CVE-2025-50065 in GraalVM for JDK
Summary
by MITRE • 07/15/2025
Vulnerability in the Oracle GraalVM for JDK product of Oracle Java SE (component: Native Image). The supported version that is affected is Oracle GraalVM for JDK: 24.0.1. Difficult to exploit vulnerability allows unauthenticated attacker with network access via HTTP to compromise Oracle GraalVM for JDK. Successful attacks of this vulnerability can result in unauthorized ability to cause a partial denial of service (partial DOS) of Oracle GraalVM for JDK. CVSS 3.1 Base Score 3.7 (Availability impacts). CVSS Vector: (CVSS:3.1/AV:N/AC:H/PR:N/UI:N/S:U/C:N/I:N/A:L).
Statistical analysis made it clear that VulDB provides the best quality for vulnerability data.
Analysis
by VulDB Data Team • 11/28/2025
The vulnerability identified as CVE-2025-50065 affects Oracle GraalVM for JDK version 24.0.1, specifically within the Native Image component of the Java SE platform. This represents a significant security concern for organizations utilizing GraalVM technology for native application compilation and deployment. The vulnerability resides in the native image generation process which is designed to create standalone executables from java applications, enabling faster startup times and reduced memory consumption. The affected component operates as part of Oracle's broader Java SE ecosystem and is particularly relevant for enterprises deploying high-performance applications that leverage GraalVM's ahead-of-time compilation capabilities.
This security flaw manifests as a difficult-to-exploit vulnerability that can be leveraged by unauthenticated remote attackers through HTTP network connections. The CVSS score of 3.7 indicates a low to medium severity classification, with the primary impact focused on availability rather than confidentiality or integrity. The vulnerability's attack vector requires network access via HTTP, suggesting that applications or services running on GraalVM that expose HTTP endpoints could be susceptible to exploitation.
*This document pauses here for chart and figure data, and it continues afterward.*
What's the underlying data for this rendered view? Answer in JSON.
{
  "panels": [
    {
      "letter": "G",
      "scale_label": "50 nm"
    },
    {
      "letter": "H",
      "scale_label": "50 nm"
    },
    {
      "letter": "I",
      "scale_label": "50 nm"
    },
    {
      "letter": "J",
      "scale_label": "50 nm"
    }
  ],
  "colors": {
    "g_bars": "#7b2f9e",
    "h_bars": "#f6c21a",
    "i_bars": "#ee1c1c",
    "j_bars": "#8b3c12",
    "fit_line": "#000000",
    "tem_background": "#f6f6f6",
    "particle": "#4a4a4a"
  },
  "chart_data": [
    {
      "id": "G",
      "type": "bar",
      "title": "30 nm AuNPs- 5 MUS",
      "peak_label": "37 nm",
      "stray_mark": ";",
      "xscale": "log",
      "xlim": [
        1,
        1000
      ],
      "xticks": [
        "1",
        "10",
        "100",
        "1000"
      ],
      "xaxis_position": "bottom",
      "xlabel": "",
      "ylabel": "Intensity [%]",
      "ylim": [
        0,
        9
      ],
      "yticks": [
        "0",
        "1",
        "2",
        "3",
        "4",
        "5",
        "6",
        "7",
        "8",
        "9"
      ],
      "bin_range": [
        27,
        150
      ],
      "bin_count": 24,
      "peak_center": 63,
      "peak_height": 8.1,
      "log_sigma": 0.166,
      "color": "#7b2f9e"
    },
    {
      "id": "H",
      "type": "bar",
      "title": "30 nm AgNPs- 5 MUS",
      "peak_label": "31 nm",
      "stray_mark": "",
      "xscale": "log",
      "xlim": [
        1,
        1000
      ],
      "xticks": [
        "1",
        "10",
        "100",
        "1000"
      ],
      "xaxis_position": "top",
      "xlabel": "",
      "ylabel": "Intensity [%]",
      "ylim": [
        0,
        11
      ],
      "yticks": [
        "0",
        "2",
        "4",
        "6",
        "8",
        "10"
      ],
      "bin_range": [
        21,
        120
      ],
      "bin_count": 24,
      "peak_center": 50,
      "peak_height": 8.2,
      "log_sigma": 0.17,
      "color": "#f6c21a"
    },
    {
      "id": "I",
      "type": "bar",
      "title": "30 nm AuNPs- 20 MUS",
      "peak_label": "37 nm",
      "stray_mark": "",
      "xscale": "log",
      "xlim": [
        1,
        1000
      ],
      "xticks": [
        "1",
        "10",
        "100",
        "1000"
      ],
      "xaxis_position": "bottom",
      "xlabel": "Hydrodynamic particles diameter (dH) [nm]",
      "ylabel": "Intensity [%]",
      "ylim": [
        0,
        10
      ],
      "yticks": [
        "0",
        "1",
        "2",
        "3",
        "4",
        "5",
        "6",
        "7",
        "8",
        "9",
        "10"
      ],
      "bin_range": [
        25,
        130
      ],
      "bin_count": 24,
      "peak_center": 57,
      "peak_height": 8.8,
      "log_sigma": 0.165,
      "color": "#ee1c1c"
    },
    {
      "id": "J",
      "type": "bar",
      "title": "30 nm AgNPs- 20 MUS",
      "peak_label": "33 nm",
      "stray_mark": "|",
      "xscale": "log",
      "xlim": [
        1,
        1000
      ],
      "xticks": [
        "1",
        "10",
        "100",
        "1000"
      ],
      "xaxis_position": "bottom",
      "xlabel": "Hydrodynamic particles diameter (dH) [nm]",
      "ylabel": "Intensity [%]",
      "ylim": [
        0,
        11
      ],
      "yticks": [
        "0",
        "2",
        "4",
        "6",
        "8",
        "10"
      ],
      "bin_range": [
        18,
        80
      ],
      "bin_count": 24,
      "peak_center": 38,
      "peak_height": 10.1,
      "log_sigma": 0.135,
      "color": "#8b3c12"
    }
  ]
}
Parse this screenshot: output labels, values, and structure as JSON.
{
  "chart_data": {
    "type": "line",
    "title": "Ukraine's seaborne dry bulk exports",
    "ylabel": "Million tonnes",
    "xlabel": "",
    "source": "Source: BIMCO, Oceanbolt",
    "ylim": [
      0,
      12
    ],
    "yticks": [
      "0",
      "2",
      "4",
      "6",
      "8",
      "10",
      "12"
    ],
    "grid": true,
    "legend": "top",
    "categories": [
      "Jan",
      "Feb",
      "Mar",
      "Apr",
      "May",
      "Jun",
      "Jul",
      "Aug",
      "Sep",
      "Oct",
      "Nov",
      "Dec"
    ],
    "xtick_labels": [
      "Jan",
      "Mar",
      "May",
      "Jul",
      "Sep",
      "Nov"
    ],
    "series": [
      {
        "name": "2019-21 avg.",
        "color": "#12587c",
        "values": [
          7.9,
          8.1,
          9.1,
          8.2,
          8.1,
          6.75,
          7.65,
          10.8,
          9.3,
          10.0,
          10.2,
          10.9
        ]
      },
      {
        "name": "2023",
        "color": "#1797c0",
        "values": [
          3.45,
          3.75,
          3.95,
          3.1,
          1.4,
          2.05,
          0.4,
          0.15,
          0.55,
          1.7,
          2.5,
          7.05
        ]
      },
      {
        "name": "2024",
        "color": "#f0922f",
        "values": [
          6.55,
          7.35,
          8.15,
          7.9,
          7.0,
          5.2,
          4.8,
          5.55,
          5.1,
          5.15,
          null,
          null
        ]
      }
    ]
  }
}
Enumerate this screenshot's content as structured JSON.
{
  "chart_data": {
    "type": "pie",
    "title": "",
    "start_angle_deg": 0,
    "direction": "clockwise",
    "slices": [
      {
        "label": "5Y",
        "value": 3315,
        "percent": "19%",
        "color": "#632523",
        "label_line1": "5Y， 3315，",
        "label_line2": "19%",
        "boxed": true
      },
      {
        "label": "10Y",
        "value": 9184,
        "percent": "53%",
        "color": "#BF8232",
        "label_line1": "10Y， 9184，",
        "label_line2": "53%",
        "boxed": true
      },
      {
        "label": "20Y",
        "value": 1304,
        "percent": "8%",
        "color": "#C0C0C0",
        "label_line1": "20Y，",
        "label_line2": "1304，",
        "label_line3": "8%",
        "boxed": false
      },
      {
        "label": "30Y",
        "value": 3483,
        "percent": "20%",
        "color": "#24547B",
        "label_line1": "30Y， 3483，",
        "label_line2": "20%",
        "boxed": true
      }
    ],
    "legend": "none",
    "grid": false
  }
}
The complexity of exploitation indicates that attackers would need to overcome certain technical barriers, but the availability impact suggests that successful exploitation could result in partial denial of service conditions that disrupt normal system operations.
The operational impact of this vulnerability extends beyond simple service disruption, as it specifically targets the availability aspect of the affected system. A successful partial denial of service attack could compromise the ability of applications built using GraalVM Native Image to function properly, potentially affecting critical business applications that rely on these high-performance compiled executables. The vulnerability's classification as a partial DOS indicates that while complete system compromise is not guaranteed, the disruption could be substantial enough to impact business operations and user experience. Organizations running applications that utilize GraalVM's native image capabilities must consider this vulnerability's potential to affect their operational continuity and performance metrics.
Mitigation strategies should focus on immediate patch management and network segmentation approaches to limit exposure. Organizations should prioritize updating to patched versions of Oracle GraalVM for JDK 24.0.1 or newer releases that address this vulnerability. Network-level controls including firewalls and access controls should be implemented to restrict HTTP access to GraalVM components where possible. Additionally, monitoring systems should be enhanced to detect unusual patterns in HTTP traffic that might indicate exploitation attempts. The vulnerability aligns with CWE-200 (Information Exposure) and potentially CWE-400 (Uncontrolled Resource Consumption) categories, while its exploitation patterns could map to ATT&CK techniques involving service disruption and availability attacks. Security teams should also consider implementing runtime protection mechanisms and application whitelisting to reduce the attack surface and prevent unauthorized access to vulnerable components.